By Morris Phillips
SAN FRANCISCO–Whether speed bump or cautionary tale, Monday’s 8-2 loss to the A’s was what it was for baseball’s hottest team. Another game looms tomorrow and another opportunity for the Giants to become the National League’s first 50-game winner this season outweighs a rare, lopsided result.
For Jeff Samardzija, things are a little more complicated. The Giants’ $90 million free agent acquisition completed a rough June on Monday, in which he had three abbreviated starts and allowed nine home runs, including Marcus Semien’s three-run job on Monday that highlighted the A’s five-run, second inning.
Somehow Samardzija needs to get his performances more in line with how his team is performing, something he says is attainable, despite the recent, rough outings.

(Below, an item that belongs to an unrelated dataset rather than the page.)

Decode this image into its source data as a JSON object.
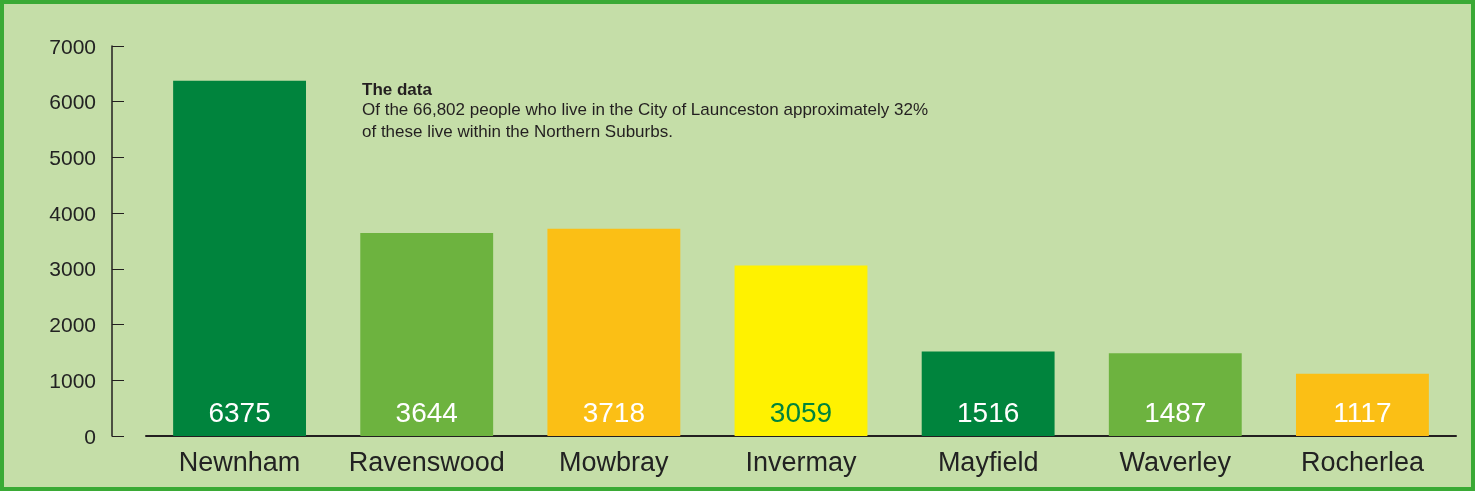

“It’s just about eliminating those mistakes that come back to haunt you,” he said.
Samardzija had several in the second inning against the A’s, after he cruised through the first. The A’s struck for five runs on three extra base hits, two singles and a walk. For the 6’5” right hander, it was almost like, “where do I start?” in trying to assess the disaster of an inning.
The obvious, first choice would be Samardzija’s 1-2 offering to Semien, a capable hitter, but not a guy who’s going to make his living hitting for power in two-strike counts. But Samardzija threw Semien a slider that was intended to be outside and off the plate. Instead, the pitch was right down the middle of the plate and Semien crushed it.
Some good, some bad, Samardzija’s pattern was weaved through the entire outing, not just the second. Samardzija started seven of the first eight batters in the inning with a strike, but the first pitches didn’t set up outs. Instead, pitches that were supposed to be on the edges, caught too much of the plate prompting the pitcher to say “get your off-speed pitches in the strike zone and your two-strike pitches out of the zone.”
“The second inning got away from him,” Bochy recalled. “He lived in the heart of the plate and we paid for it.”
Samardzija would recover, retiring nine batters in a row to get through the third through fifth innings, before getting hit again in the sixth. Consecutive doubles by Yonder Alonso and Semien made it 6-0 before Billy Burns was intentionally walked to get to A’s starter Daniel Mengden, who was retired ending the inning and Samardzija’s evening.
The Giants had beaten the A’s 16 of 19 times at AT&T Park coming in, giving the Bridge Series some semblance of balance after it had gone decisively to the A’s for years. Last year, the Giants finally broke through, winning five of six. Monday’s wipeout was the Oakland response.
“We’ve had games like this, we just haven’t done it consistently,” manager Bob Melvin said. “We have the ability to do this. If you look at our offensive numbers as a whole and they’re not great–on base percentage, really across the board—and then you look in the lineup, and you say, we should probably do a little bit more.”
Mengden picked up his first big league win after three losses, reinforcing what Melvin had said throughout, that the quirky rookie with the handlebar moustache belongs. Mengden retired the first 12 hitters of the evening, and allowed just two hits through seven. In the eighth, the Giants scored twice during which Mengden gave way to the Oakland bullpen, a task that even the incendiary A’s relief core could handle.
The A’s have won four of five, while the Giants have won 13 of 16 despite the loss.
On Tuesday, Albert Suarez tries to capture his fourth win in five decisions in a matchup with Kendall Graveman at 7:15pm.